Я сидел, слышал, видел, но ничего не понимал и не чувствовал: в открытое окно, к которому вплотную был придвинут мой диван, я видел станичные сады, все в цвету, соломенные крыши, беленькие мазанки-домики, а под самыми окнами какие-то цветочки, кусты малины. Я видел все это и даже особенно пристально смотрел на какой-то ничтожнейший цветок, который первый бросился мне в глаза, и не ощущал ни в чем ни хорошего, ни худого… Видел я, как входил ямщик с объяснением, что лошади готовы; потом видел, как он втаскивал в комнату мои вещи, видел, что ямщик был мокрый, что тишина и блеск солнца сменились порывами ветра, сумраком набежавшей тучи и проливным дождем и градом, который беспощадно измочил мне руку и бок, обращенные к окну, облив водою весь подоконник… Видел, как ветер гнул деревья, кусты, сбивая с них цвет, и точно снегом усыпал им грязную улицу; видел, как ветер стащил со столика под зеркалом скатерть, погнал по полу скомканный газетный лист с остатками моих папирос, распахнул дверь в сени, – все это я только видел и ровно ничего не чувствовал.
И вдруг что-то как будто теплое шевельнулось у меня в сердце.
Опять было тихо, опять светило солнце; но цветок, на который я так упорно и бессмысленно смотрел до сих пор, был сломан и весь оббит градом, изуродован и, очевидно, убит.

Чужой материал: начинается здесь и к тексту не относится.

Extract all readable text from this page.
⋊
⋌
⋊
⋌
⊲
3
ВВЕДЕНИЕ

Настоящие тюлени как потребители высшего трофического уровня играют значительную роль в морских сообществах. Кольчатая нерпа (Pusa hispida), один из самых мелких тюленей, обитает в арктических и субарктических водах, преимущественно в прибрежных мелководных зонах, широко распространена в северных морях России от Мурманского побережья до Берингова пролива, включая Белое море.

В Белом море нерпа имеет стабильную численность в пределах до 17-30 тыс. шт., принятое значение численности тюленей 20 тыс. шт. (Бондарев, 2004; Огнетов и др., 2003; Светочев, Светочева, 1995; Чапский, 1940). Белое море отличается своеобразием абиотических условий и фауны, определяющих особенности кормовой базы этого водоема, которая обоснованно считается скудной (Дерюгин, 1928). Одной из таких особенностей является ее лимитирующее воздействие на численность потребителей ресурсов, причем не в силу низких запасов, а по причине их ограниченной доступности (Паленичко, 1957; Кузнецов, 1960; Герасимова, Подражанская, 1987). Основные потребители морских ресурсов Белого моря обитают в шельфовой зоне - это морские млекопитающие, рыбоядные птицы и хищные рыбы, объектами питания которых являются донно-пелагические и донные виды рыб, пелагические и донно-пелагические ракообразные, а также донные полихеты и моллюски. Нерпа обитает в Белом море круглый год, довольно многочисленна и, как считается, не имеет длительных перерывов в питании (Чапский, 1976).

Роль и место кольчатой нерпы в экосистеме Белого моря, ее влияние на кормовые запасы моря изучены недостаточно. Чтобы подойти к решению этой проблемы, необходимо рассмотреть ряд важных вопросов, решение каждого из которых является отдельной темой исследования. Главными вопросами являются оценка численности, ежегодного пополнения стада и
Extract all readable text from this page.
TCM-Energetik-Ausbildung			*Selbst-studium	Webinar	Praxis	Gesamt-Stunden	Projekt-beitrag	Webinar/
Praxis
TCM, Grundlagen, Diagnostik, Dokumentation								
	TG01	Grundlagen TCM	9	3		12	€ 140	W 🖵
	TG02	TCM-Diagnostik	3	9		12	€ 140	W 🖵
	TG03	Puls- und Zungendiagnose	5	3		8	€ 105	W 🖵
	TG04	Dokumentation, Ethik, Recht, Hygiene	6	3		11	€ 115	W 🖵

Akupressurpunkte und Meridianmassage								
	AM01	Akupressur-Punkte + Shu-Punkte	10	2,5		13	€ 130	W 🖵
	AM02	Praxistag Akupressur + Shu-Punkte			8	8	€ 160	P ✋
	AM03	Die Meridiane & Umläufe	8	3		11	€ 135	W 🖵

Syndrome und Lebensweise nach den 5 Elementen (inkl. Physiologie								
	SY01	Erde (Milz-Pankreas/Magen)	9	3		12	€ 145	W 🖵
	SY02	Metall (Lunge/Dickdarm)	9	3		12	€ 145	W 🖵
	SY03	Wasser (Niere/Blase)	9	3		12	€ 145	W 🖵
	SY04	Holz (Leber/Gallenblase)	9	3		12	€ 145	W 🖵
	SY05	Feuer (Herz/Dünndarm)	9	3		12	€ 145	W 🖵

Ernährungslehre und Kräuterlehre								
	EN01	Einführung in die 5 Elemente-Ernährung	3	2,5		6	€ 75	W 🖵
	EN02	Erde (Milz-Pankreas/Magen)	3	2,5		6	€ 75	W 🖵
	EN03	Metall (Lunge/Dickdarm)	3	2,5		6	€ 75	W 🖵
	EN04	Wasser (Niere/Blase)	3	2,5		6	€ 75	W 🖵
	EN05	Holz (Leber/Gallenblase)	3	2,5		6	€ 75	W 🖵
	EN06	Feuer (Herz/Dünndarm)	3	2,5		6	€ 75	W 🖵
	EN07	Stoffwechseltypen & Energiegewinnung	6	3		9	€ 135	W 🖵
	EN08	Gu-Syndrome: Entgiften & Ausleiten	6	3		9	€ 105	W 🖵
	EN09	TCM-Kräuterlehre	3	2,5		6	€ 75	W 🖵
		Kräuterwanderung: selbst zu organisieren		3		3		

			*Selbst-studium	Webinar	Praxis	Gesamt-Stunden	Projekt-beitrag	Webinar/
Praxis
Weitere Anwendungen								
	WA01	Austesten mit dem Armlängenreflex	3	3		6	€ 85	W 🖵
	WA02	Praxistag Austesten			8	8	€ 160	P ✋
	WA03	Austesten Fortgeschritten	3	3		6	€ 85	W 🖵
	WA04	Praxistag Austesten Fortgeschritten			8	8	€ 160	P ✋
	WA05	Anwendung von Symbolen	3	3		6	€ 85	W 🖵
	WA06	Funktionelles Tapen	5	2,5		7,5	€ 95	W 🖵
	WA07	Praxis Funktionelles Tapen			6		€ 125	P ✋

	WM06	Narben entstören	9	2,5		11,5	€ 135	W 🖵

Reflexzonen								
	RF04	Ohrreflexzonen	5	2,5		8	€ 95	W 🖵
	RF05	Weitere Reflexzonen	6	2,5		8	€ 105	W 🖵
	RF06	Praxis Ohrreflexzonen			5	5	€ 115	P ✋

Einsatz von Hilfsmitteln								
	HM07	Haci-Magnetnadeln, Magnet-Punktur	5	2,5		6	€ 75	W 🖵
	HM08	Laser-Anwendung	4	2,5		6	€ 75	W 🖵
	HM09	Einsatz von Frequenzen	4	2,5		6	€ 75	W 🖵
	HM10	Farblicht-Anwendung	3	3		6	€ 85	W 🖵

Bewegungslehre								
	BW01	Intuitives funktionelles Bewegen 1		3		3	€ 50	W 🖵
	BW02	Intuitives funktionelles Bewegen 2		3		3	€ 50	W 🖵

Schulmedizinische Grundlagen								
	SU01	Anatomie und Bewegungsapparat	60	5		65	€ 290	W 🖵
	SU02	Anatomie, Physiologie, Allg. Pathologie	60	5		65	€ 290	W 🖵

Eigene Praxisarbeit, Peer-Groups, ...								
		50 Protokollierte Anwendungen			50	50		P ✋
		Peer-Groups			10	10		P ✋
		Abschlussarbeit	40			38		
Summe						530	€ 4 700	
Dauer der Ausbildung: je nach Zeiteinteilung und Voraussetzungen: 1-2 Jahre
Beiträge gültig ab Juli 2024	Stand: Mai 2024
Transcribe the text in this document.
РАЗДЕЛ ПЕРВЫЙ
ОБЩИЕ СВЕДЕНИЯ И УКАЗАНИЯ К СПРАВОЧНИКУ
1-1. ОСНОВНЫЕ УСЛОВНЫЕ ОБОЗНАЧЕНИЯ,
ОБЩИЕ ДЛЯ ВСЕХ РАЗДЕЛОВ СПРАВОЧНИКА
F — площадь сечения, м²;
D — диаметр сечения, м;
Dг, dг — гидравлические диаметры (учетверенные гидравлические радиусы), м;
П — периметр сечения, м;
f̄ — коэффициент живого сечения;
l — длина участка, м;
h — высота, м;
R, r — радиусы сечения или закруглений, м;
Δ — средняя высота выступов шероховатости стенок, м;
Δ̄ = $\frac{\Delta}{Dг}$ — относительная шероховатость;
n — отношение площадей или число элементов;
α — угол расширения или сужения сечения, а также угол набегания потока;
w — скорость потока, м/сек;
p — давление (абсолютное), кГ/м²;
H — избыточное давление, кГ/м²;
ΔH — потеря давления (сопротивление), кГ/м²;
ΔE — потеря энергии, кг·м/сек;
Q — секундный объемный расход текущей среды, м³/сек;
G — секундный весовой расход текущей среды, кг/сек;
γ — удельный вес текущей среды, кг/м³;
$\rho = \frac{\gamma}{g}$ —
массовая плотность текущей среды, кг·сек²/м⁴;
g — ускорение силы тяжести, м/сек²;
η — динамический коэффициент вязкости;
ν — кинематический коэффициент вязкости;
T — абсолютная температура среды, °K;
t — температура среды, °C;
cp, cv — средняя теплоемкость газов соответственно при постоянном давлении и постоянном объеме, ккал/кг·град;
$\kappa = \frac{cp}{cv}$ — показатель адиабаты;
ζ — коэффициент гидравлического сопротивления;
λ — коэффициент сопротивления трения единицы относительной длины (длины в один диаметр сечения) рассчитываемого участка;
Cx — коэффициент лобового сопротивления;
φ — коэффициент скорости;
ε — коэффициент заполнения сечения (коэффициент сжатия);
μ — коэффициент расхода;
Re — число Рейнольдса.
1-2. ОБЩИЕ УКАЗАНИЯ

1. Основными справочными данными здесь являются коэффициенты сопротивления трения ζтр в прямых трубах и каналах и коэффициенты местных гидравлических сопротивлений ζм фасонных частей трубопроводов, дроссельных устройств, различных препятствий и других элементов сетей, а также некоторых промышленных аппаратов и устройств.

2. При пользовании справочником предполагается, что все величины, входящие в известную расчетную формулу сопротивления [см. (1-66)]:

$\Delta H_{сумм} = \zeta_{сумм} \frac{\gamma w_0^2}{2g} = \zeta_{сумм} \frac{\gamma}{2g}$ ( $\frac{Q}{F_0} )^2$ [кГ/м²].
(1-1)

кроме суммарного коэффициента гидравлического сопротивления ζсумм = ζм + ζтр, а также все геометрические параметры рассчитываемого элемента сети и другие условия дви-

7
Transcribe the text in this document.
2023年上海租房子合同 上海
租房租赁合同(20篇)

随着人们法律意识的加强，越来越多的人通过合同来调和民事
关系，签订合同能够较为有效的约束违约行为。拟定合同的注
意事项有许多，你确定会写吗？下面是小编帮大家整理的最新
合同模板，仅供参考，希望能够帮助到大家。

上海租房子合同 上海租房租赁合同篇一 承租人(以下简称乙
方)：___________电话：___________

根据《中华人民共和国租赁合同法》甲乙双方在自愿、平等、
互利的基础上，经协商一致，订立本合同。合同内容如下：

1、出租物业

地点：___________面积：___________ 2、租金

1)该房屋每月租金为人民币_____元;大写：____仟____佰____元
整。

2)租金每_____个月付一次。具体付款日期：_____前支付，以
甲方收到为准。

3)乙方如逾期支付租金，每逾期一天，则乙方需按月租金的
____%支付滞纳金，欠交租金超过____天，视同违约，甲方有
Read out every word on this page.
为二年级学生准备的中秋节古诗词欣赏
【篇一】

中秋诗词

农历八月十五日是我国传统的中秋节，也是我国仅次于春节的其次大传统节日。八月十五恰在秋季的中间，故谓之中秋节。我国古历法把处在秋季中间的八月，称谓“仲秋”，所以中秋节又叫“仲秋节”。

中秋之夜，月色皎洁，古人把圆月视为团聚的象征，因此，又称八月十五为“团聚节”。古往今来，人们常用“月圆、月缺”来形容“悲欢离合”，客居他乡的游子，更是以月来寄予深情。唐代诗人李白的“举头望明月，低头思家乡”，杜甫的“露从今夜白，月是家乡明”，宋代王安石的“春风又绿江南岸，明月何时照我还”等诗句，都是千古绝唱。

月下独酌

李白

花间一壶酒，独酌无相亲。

Я почувствовал, что именно он тронул меня за сердце; оно ожило, проснулось, и бесплодно изнурявшийся в обилии впечатлений ум тотчас же стал работать в том направлении, какое выбрало сердце; пришел хозяин, наложил на бесплодно вращавшееся маховое колесо передаточный ремень, и вся механика пошла в ход.
III
Каким образом гибель цветка, происшедшая на моих глазах и тронувшая меня за сердце, стала выделять из массы накопленных мною дорожных впечатлений исключительно впечатления так называемых семейных расстройств, решительно не могу объяснить в настоящее время. Знаю только, что едва «пришел хозяин и наложил передаточный ремень», как мне стало вспоминаться бесчисленное множество всевозможного рода семейных терзаний, до глубины души мучительных и до глубины души оскорбительных… «Прогнал, взял другую, живет с двумя… Детей бросил… Бросила детей, ушла… Шарахнул ее с балкона…» И все это на всевозможного рода жаргонах – и со смехом, и со слезами, в самых разнообразных обстановках, разнообразных слоях общества. Все это стало сбегаться в моей памяти в одну точку, в одну сжатую черной рамкой картину, глядя на которую и пересиливая в себе чувство горя и отвращения, я почему-то невольно начинал думать, как наш несчастный хозяин постоялого двора, у которого ушла жена: «Человек, братец ты мой, всего хочет, да не выходит этого, вот беда!..» И тотчас после того, как во мне мелькнула эта мысль, я невольно и еще более пристально, чем прежде, устремил мой взгляд на цветок и услыхал следующее:
IV
– Не выходит! Ишь ты ведь, всегоим подавай! Ровно ничего не выходит, вот как надобно говорить, а не то что всего! Жирно будет!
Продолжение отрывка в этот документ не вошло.